Having been a real estate professional for almost 30 years, and having participated in a large number of “short sales” in the recent months, may I offer some additional points to consider?

First, you should read the bank’s “standard” addendum carefully. While the addendum is designed to protect the bank from any claims from the buyer, after the closing, I have seen some that also release the bank from any commitments prior to closing also. Some allow the bank to cancel the contract if they get a better offer. Some even go so far as to waive any requirement that the title be free and clear of liens, requiring you, as the buyer, to assume any back taxes, home owner’s association dues, or even second or third mortgages that might have been missed in their foreclosure process. Also note that even if you are being required to pay for title insurance, that the closing will be handled through the bank’s captive closing agent, who is usually not local.

Two crucial items to insist on in any contract, which your Realtor can handle with a separate addendum, are (1) an adquate inspection period so that you can know exactly what you are buying, and (2) a reasonable opportunity to review and approve the title insurance commitment, and the right to cancel if there are unanticipated liens or similar claims against the property.

A home inspection, and a separate termite inspection, are crucial before becoming legally obligated to close. While not free, the costs are reasonable and would you rather spend $600 to not close on a bad property than lose substantially more by losing your deposit?

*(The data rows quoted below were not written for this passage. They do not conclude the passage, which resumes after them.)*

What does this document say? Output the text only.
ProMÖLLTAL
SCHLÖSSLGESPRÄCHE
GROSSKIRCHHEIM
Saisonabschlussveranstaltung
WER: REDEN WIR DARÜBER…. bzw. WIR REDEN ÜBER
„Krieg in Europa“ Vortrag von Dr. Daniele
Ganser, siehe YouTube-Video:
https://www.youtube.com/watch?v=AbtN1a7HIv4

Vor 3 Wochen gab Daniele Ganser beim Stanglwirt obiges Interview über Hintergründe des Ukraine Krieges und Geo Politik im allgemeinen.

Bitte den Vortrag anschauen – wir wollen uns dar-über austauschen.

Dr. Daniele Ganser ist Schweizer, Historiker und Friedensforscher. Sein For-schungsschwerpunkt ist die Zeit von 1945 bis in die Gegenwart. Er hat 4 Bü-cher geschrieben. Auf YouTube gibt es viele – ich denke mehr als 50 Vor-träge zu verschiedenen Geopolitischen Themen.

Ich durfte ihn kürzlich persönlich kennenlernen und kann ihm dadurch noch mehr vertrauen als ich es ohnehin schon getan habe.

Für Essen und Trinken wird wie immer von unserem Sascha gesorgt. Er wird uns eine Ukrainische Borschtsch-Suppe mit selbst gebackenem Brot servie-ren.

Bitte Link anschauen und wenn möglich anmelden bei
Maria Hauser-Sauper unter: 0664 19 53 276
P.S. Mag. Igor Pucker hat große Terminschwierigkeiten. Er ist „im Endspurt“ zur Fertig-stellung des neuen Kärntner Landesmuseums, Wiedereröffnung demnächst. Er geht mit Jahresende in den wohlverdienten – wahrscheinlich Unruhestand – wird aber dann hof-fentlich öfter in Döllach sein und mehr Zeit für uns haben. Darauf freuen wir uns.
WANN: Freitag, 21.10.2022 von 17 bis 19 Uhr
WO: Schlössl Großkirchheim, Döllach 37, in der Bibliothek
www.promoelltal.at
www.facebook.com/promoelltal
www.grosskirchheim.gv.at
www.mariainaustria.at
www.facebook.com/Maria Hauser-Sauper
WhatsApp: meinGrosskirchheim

Your Realtor can assist you in obtaining an Owner’s and Encumbrances Affidavit (O and E Search) from a reputable local title insurance company. These costs less than $150 and confirm not only who the current owner is, but more importantly, all mortgages, liens, easements and restrictions on the property. Also, if the property is subject to an owner’s association, have your Realtor confirm, in writing, the status of assessments. This way you know exactly what to expect and you and your Realtor, armed with this knowledge, can craft your offer accordingly.

I agree with the writer that purchasing a bank foreclosure can offer a great deal, provided you are willing to wade through the red tape and provided you do your “due diligence” and gather the necessary information. A competent Realtor, experienced in this process, is worth his or her weight in gold!